Experts believe an early start by Microsoft has given it an edge.
“AWS is a tad late to the market. Global players (like Microsoft, IBM and NTT’s Netmagic) and regional players like (CtrlS and NextGen) have already made their presence felt in the country over the past year by either announcing India Data Centres or their intent to invest increasingly. The most notable of these have been by IBM and Microsoft who have spent considerable resources trying to outdo each other on back of their local and regional investments,” said Sanchit Gogia, CEO of Greyhound Research.
However, AWS is still more popular among the Indian start-ups than large enterprises, where Microsoft and IBM have deeper connect.

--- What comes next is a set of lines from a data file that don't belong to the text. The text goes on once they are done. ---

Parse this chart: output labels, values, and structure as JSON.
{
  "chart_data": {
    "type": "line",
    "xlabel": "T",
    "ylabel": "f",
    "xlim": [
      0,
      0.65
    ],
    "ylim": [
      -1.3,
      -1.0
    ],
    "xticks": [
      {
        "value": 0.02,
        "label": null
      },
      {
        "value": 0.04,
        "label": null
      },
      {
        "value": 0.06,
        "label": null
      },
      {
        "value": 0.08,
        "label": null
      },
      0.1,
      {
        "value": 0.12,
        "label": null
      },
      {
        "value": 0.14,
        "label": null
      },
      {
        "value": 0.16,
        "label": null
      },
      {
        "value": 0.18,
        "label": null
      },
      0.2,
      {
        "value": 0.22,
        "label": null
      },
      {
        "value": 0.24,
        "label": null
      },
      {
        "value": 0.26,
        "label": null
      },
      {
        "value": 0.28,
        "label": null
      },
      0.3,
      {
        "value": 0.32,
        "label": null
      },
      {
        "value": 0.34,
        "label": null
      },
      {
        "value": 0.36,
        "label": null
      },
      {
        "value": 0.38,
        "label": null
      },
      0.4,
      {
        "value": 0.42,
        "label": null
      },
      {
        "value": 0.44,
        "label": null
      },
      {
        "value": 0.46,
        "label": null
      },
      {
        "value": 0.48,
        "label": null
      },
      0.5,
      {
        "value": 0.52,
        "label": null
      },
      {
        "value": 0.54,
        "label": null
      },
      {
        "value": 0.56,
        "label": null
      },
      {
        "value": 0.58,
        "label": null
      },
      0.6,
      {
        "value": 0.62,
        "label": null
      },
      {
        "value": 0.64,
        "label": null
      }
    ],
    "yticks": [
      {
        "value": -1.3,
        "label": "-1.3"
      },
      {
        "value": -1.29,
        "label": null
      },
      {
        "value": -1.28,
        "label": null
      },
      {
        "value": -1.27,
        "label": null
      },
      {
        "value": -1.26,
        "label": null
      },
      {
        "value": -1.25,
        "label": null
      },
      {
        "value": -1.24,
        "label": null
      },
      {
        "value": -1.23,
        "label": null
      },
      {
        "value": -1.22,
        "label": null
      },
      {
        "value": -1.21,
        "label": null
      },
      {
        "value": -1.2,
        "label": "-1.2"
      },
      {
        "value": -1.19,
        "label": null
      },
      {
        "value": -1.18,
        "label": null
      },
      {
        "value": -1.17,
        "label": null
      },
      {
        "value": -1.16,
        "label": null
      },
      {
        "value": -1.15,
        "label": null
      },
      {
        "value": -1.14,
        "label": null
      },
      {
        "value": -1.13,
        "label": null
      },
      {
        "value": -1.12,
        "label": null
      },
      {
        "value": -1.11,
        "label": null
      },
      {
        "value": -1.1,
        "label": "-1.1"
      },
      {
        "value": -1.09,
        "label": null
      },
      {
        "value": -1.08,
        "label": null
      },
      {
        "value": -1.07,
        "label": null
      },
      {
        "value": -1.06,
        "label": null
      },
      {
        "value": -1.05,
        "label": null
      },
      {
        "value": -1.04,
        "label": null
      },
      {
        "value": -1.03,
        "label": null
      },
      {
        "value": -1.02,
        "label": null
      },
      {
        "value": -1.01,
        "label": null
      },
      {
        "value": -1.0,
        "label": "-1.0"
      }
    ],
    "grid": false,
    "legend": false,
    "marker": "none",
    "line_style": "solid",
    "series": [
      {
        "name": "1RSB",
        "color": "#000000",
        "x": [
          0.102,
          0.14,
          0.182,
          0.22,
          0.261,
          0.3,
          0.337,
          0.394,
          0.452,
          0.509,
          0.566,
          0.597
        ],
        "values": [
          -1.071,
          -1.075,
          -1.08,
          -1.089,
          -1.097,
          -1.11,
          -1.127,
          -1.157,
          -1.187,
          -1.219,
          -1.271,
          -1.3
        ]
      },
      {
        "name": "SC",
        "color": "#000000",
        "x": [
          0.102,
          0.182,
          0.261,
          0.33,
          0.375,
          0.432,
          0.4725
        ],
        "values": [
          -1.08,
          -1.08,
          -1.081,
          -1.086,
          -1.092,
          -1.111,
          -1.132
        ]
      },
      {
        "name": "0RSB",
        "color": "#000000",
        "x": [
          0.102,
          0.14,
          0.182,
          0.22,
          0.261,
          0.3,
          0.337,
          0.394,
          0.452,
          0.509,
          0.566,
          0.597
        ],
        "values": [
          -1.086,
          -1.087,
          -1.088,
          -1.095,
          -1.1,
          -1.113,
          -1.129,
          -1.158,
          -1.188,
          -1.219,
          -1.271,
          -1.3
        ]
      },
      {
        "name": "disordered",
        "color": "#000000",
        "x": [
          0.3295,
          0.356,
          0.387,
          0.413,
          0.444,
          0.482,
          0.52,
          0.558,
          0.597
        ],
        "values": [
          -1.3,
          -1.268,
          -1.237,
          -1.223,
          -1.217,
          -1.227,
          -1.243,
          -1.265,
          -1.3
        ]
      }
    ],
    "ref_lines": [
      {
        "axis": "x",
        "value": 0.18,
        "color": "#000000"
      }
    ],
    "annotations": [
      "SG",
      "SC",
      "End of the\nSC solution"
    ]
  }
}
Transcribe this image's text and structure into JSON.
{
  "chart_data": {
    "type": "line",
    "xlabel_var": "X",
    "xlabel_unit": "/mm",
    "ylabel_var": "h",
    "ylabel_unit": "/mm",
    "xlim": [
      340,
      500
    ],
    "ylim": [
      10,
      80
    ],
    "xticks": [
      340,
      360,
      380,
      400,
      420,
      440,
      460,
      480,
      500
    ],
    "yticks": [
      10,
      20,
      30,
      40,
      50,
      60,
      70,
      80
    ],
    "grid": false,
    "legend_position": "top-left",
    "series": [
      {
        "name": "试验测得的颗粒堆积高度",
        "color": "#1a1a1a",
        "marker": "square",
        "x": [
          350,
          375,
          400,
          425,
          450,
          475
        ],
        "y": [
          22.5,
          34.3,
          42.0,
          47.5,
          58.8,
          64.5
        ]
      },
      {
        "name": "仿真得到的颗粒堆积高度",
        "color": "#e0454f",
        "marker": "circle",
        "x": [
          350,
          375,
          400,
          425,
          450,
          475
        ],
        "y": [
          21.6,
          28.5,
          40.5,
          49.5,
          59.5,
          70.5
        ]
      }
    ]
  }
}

“We are of the firm opinion that AWS will have to make solid changes to their DNA of catering primarily to the start-up audience. Selling to enterprise customers in India, particularly BFSI and Government, will require AWS to think and behave differently and use best practices from the likes of IBM who have over the years championed enterprise sales,” Gogia said.
Focus on enterprises “It is a matter of focus,” said Owenby. “We had a team here for a while and we know that those start-ups have been growing significantly. However, now we have an increased focus on the enterprise. Much of the enterprise IT spend in India comes out of BFSI and telco. Those are two key sectors that we are going to continue to progress our relationships and our successes in.”
AWS has started hiring aggressively to target enterprise customers in India. Amazon India already has 45,000 employees in India, with AWS team rapidly growing.
“We expect significant growth in the market here, which is why we are spending significant amounts of money to invest here to be able to grow,” Owenby said.